We'll probably never get past the notion that outrageous punishments deter crime, even though we see that proposition disproven every time we see people speeding through a section of highway posted for $500 construction zone fines. The fact that the sight of a car that looks like it might be a police cruiser makes people tap their brakes even in an ordinary speeding fine zone should tell us something. It's the likelihood of punishment that modifies people's behavior, not the magnitude. A $50 fine you think you'll probably get is more powerful than a $500 fine you believe you probably won't get.

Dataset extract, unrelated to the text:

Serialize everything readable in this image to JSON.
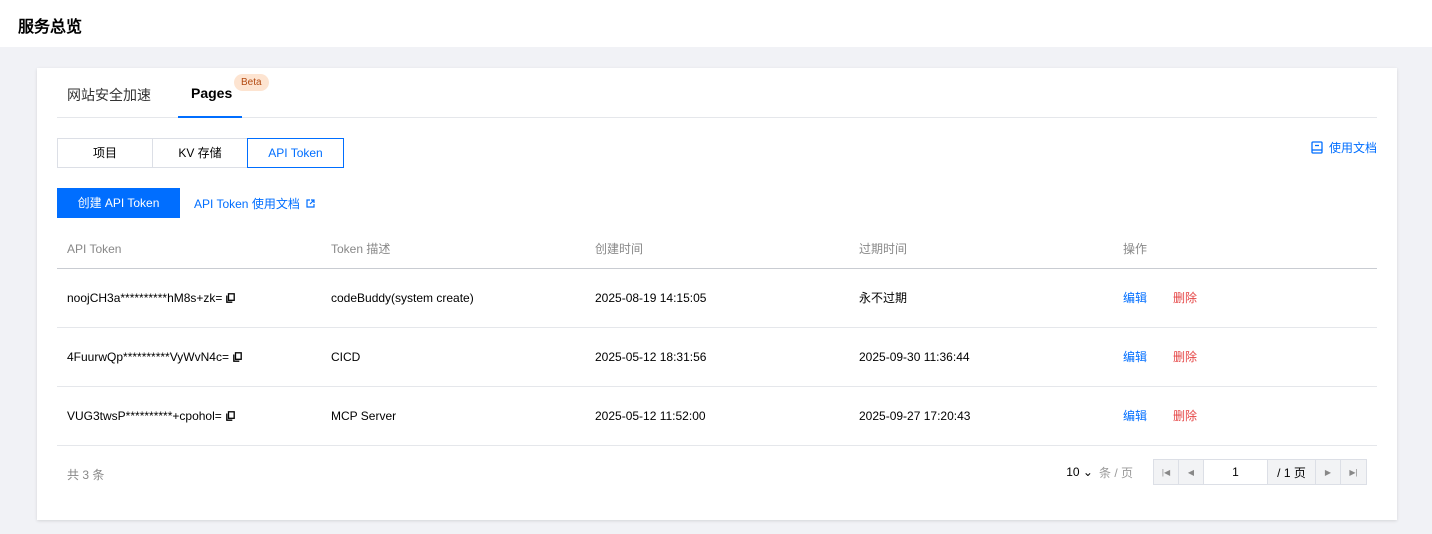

What keeps this kind of futile draconian sentencing going is accepting the "well at least we're doing something" standard as good enough. If you think about it, that's a very low standard of performance. In fact it's not a standard of performance at all. Nothing could be simpler than passing a law mandating extremely harsh sentences or inflating sentences by gaming the sentencing guidelines in unusual ways but those actions aren't going to work and are arguably unconstitutional.

Comment Re:c'mon (Score 3, Informative) 306

That sounds very much like a gender-based stereotype.

I don't think you quite understand what that word means. A stereotype is a simplistic model that is held as if it were true of *all* members of some group. So if I say, "blacks are poorer than whites in the US," that's not a stereotype, it's a statistical assertion about differences in economic attainment between groups in aggregate. But if I say "Blacks are poorer because blacks are lazy," that's using a stereotype because it attributes something inherent to blackness. Likewise if I say "Bob can't own that Mercedes because he's black," I'm implicitly stating that all blacks are too poor to own a Mercedes so that's a stereotype. If I were to say "the rate of Mercedes ownership is lower among blacks than whites" that is not a stereotype but a (made-up) statistical assertion.

So now I'm ready to tackle your question. Hitherto, men have not requires as much protection from sexual harassment as a group, because they have as a group dominated positions of authority and indeed all jobs except in a few professions like teaching and nursing. There have been cultural attitudes that give preference to men in hiring and salary, all other things being equal.

However that's a far cry from saying no man hitherto has ever needed legal protection for sexual discrimination or harassment. For example, it is legally possible to be harass or discriminate against people of the same sex. If your boss pressures you for homosexual sex, that's still sexual harassment.